I am going to briefly run through my top six gripes about the product. Aside from #1, these are not bugs per se, they are just bad design decisions. I have commented on some of them in this blog over the past decade. But as I wrote in 2012, Event Center doesn’t seem to have any forward momentum. That is a serious problem, and issues such as these don’t speak well for the industry leader.
On to specifics:
1) Improper PowerPoint Conversions. I’m not talking about fancy new things introduced in the latest PowerPoint 2014 release. Basic graphic shapes from PowerPoint 2003, 2007, and 2010 get misconverted and there seems to be no rhyme or reason why. I have test cases where connectors mysteriously extend the entire height of the slide. Text gets flipped. Adding an animation cuts off half an image. Fixing the problems is a matter of trial and error. Sometimes simply deleting and redrawing the shape on the source slide eliminates the bug, sometimes it doesn’t.
2) Registration/Landing Page. I honestly believe that WebEx is responsible for lowering registration performance for its customers’ webinars. Landing pages are used for event description, event registration, and event login. The triple-duty use is confusing to casual attendees. The registration button is boring and monochromatic and is placed too far from the rest of the information blocks that catch the eye. It does not adequately drive action.
Once someone clicks it and gets to the registration page itself, field layout is arbitrary and cosmetically poor.

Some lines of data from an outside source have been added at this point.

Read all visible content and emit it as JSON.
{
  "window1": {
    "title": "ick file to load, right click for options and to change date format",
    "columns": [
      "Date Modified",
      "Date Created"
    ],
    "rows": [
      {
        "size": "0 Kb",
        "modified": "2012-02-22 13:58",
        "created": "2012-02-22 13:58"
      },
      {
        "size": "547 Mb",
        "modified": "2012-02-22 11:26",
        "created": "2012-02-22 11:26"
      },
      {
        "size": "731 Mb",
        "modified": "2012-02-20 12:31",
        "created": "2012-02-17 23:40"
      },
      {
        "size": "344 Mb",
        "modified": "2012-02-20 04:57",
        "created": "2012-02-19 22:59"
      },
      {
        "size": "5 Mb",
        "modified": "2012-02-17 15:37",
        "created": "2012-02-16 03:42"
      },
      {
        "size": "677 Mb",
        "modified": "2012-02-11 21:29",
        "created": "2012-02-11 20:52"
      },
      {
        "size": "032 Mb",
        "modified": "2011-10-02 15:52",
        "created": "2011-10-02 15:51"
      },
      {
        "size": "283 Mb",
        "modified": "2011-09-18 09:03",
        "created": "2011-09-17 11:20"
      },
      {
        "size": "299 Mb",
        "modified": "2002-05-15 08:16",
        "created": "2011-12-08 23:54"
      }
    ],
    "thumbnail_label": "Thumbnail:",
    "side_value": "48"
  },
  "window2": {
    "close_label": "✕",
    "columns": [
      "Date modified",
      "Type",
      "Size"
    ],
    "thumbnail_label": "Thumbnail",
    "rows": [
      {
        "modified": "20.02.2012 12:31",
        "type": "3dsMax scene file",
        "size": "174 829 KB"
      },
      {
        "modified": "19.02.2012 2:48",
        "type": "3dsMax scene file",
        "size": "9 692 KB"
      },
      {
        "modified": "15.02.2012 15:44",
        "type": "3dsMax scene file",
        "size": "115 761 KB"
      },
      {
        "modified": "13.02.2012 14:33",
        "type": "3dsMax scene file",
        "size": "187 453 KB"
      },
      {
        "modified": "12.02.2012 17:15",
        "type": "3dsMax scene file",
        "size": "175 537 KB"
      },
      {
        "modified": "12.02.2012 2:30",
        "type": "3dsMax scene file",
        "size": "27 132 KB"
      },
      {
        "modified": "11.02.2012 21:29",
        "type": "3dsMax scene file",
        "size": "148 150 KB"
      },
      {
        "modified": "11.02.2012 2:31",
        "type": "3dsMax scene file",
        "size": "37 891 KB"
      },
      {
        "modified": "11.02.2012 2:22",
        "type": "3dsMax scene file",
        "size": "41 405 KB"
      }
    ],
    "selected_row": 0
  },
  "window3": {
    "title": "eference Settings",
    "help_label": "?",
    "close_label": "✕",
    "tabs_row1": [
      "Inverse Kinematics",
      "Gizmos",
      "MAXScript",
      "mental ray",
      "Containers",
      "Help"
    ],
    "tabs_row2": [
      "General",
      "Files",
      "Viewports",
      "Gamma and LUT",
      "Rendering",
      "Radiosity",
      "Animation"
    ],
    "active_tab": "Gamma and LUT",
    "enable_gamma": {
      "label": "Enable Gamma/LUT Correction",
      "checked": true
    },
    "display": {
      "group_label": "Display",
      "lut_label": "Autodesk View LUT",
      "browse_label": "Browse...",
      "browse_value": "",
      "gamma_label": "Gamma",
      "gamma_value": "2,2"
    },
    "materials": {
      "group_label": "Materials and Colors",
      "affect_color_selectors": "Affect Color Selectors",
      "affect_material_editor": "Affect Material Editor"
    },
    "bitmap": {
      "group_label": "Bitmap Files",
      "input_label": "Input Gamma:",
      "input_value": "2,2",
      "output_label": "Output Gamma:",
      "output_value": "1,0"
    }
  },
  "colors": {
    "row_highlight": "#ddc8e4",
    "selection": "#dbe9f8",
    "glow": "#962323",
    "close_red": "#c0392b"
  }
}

Here is a simple registration page viewed in a browser with narrow margins. Notice that First/Last name are separated horizontally, while email and confirmation are vertical. The vendor-supplied Country/region dropdown is auto-filled with a default answer of United States of America, resulting in false data reported for any registrant who doesn’t bother to change it (not to mention the inappropriateness for international webinars).
Here is the same registration page in a wide browser window. There are huge gaps between labels and fields, and so much distance between First name/Last name that they don’t seem to have any relation to each other.
3) Playback Polls. During a live webinar, you can show percentage results from interactive polls and hide the number of raw votes (very useful if you wish to hide a small turnout). But if you allow display of poll results in your recording playback, viewers can always see the number of raw votes.
4) Attendance Reports. You can’t get official attendance reports out of the system for 24 hours after a live event. No other vendor in the industry has this limitation. The registration report has a column for whether people attended, but the data is not consistent with the attendance report. The attendance report shows multiple records for participants who disconnect/reconnect during the webinar. To get a report of unique attendees and do subsequent statistics on responses, you have to manually cross-check and edit the spreadsheet.
5) Audio Settings. Once you start an event, you cannot change important settings such as turning entry/exit tones on/off, or enabling/disabling integrated VoIP for participants and panelists.
6) Chat/Q&A. If you start your event in “Practice Mode” to allow panelists to talk to each other in private, the host can type messages to attendees, but they are blocked from typing anything to the host/panelists. This violates best practices for encouraging interaction early. Once the webinar starts, there is no way to allow open/group chat where all participants see all messages. Bizarrely, there is a setting that allows attendees to send public messages to all other attendees, but the host and panelists cannot see the messages! I can’t even imagine a situation where this would be desirable.
Cisco WebEx Event Center is still a powerful webinar technology. I particularly like its strong two-way integration between telephone and computer audio for global audiences. But as I wrote almost two years ago, “It is time for Event Center to get the innovation engines running again.” I’m still waiting.